We’ll Put This In The “Maybe” Column…

Thousands of barrels-worth of oil continue to leak into the Gulf of Mexico from the site of the BP drilling rig collapse, threatening an ecological disaster along the Gulf Coast of almost unimaginable proportions. BP’s latest plan is to drop what’s basically a giant funnel connected to a hose over the leaking pipes on the seabed, hoping to trap the oil and pump it to barges on the surface – BP though has never tried this tactic in water as deep as the current leak site and is not overly optimistic about its chances for success. But according to Russia Today, some former Soviet scientists think they have a solution to stopping the leak – use a nuclear bomb.

Incredibly there is a precident for this bizarre action. In 1963 a natural gas well in Uzbekistan failed catastrophically, resulting in a plume of flame 120 meters tall that consumed 12 million cubic meters of gas per day. For three years, the blowout resisted all attempts to extinguish it. Finally, a group of Soviet nuclear physicists stepped in to help, not surprisingly their idea came in the form of a small nuclear bomb. Since everything else they had failed, Soviet authorities decided to go ahead with the nuclear solution – a shaft was drilled down to the gas well and the bomb set off, effectively sealing the gas vein and finally extinguishing the fire.

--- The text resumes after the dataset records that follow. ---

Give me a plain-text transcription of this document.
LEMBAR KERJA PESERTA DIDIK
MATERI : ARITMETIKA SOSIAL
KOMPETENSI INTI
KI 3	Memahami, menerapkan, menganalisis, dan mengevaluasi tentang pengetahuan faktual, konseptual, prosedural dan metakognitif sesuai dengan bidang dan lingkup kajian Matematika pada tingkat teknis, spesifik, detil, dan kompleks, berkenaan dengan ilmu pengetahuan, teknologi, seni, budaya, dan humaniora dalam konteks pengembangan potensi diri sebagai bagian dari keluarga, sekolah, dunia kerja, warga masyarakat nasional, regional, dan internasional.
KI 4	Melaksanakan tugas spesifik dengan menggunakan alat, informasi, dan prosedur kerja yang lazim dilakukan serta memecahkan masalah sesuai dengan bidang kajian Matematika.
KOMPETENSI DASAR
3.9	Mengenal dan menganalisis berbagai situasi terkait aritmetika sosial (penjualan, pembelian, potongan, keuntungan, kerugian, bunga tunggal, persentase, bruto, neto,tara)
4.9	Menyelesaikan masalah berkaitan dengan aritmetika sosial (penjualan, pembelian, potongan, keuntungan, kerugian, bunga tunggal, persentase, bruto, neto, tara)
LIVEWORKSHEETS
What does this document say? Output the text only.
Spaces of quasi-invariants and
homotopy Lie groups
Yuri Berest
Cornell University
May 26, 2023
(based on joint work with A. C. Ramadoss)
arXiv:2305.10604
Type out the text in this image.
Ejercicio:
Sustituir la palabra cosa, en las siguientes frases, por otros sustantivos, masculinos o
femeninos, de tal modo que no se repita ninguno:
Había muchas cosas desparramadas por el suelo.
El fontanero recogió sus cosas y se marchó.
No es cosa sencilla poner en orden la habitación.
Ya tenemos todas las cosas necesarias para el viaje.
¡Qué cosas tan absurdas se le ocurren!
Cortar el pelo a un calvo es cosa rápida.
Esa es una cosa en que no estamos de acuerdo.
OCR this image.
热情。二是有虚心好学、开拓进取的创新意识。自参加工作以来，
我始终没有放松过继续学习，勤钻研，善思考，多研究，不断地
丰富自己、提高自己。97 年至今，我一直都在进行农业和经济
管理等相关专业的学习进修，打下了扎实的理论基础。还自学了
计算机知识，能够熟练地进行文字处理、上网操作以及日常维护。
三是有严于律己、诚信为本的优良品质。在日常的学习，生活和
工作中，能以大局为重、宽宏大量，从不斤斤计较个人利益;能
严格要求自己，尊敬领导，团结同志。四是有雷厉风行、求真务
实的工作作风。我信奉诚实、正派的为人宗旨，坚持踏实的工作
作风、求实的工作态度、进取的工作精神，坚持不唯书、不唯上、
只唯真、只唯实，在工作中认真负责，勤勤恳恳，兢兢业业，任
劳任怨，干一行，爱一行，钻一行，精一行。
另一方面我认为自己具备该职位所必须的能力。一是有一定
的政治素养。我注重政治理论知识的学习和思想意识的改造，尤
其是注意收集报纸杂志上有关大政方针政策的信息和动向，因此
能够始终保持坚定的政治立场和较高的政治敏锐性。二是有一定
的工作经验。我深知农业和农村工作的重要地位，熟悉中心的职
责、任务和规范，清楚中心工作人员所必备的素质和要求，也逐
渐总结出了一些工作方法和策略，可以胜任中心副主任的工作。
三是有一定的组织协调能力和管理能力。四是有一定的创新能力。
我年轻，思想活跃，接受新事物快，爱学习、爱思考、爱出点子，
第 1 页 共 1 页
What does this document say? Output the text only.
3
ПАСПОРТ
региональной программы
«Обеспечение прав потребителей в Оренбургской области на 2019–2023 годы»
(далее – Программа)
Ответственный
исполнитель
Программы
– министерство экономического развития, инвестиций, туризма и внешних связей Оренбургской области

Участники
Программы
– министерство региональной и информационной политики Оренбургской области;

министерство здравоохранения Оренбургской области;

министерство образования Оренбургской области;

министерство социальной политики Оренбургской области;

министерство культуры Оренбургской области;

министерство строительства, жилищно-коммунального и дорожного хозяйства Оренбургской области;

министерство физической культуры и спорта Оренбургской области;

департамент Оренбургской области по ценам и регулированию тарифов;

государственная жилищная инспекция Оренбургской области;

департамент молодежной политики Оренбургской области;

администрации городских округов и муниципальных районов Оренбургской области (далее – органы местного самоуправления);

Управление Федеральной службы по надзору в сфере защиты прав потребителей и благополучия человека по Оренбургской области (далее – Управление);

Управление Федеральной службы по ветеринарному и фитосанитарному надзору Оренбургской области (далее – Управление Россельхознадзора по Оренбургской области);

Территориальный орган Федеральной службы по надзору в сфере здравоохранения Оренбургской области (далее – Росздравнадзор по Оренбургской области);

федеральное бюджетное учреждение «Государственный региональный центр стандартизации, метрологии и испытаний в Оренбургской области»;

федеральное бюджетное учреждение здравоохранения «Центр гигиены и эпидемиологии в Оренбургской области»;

Strangely enough, during the Cold War both the United States and Soviet Union both tried to think up ways that nuclear weapons could be used for peaceful purposes. The American version was “Operation Plowshare”, the logic was that one nuclear bomb could remove more material in a moment than a huge crew of men and machines could during weeks, or months, of labor. The ideas proposed under Operation Plowshare included using nuclear bombs to cleave passes through mountain ranges for highways or to carve a new shipping canal across Central America; the idea that came closest to reality was one to use five hydrogen bombs to create an artificial harbor in Alaska, a plan that was only scuttled when officials realized that the proposed harbor would be literally in the middle of nowhere.

The physicists interviewed by Russia Today admit that while a nuclear bomb did successfully seal the Uzbek gas fire, it was also set off in the middle of a desert, and that detonating a nuclear weapon in the Gulf of Mexico might have some adverse effects on the ecology.